Considerando o não provimento do recurso, de rigor a aplicação da regra do §11 do artigo 85 do
CPC/2015, pelo que determino, a título de sucumbência recursal, a majoração dos honorários de
advogado arbitrados na sentença em 2%, devendo ser observada, se for o caso, a suspensão da
exigibilidade prevista no § 3º do artigo 98 daquele Codex.
Ante o exposto, NEGO PROVIMENTO à apelação da parte autora e, com fulcro no §11º do artigo
85 do Código de Processo Civil, majoro os honorários de advogado em 2% sobre o valor
arbitrado na sentença, nos termos da fundamentação exposta.
É o voto.
E M E N T A
APELAÇÃO CÍVEL. BENEFÍCIO ASSISTENCIAL. DEFICIÊNCIA/IMPEDIMENTO DE LONGO
PRAZO. HIPOSSUFICIÊNCIA/MISERABILIDADE NÃO DEMONSTRADA. SUCUMBÊNCIA
RECURSAL.
1. O benefício de prestação continuada é devido ao portador de deficiência (§2º do artigo 20 da
Lei nº 8.742/93, com a redação dada pela Lei nº 12.470/2011) ou idoso com 65 (sessenta e cinco)
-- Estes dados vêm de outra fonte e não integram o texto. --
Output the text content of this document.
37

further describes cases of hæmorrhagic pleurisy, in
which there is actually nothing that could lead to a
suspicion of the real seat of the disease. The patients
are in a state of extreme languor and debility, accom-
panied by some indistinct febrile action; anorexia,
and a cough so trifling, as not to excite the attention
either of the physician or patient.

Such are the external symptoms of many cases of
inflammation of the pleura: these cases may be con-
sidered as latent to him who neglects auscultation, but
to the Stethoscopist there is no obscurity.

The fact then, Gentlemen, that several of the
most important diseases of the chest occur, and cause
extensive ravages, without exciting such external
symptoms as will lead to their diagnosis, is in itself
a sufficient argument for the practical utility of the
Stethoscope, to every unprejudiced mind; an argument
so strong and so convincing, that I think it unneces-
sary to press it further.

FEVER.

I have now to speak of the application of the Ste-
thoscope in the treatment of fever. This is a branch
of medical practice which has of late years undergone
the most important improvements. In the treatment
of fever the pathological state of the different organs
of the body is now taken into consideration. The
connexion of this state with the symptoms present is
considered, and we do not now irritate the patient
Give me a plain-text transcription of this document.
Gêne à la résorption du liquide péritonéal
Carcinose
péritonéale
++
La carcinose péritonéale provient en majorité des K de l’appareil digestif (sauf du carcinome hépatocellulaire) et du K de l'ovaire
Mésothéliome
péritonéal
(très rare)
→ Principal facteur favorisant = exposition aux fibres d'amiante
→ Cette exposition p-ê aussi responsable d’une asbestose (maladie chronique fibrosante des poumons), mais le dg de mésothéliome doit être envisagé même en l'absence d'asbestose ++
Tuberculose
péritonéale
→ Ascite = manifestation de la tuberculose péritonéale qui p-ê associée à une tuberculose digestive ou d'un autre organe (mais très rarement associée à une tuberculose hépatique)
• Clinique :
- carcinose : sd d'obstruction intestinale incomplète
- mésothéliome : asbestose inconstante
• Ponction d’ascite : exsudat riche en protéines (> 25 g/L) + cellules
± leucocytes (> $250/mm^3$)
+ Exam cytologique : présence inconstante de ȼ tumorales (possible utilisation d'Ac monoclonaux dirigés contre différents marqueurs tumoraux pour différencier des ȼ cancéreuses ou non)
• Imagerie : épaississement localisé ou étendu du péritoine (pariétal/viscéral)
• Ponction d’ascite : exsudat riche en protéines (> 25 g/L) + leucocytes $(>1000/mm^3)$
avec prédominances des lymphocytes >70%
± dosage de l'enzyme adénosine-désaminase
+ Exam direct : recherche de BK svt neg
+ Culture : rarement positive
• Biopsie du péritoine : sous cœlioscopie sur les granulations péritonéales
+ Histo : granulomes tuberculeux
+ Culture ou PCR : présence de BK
anos ou mais (artigo 34 da Lei nº 10.741/2003) que comprove não possuir meios de prover a
própria manutenção e nem de tê-la provida por sua família, nos termos dos artigos 20, § 3º, da
Lei nº 8.742/93.
2. Conjunto probatório não comprova a existência de deficiência/impedimento de longo prazo.
Laudo médico pericial informa a existência de incapacidade laboral total e temporária fixando
prazo de afastamento.
3. Requisito de miserabilidade/hipossuficiência não preenchido. Laudo social indica que a parte
autora encontra-se amparada pela família e não há evidência de que suas necessidades básicas
não estejam sendo supridas. O benefício assistencial não se presta a complementação de renda.
4. Benefício assistencial indevido.
5. Sucumbência recursal. Honorários de advogado majorados em 2% do valor arbitrado na
sentença. Artigo 85, §11, Código de Processo Civil/2015. Exigibilidade condicionada à hipótese
prevista no § 3º do artigo 98 do Código de Processo Civil/2015.
6. Apelação da parte autora não provida. ACÓRDÃO
Vistos e relatados estes autos em que são partes as acima indicadas, a Sétima Turma, por
unanimidade, decidiu NEGAR PROVIMENTO à apelação da parte autora, nos termos do relatório
e voto que ficam fazendo parte integrante do presente julgado.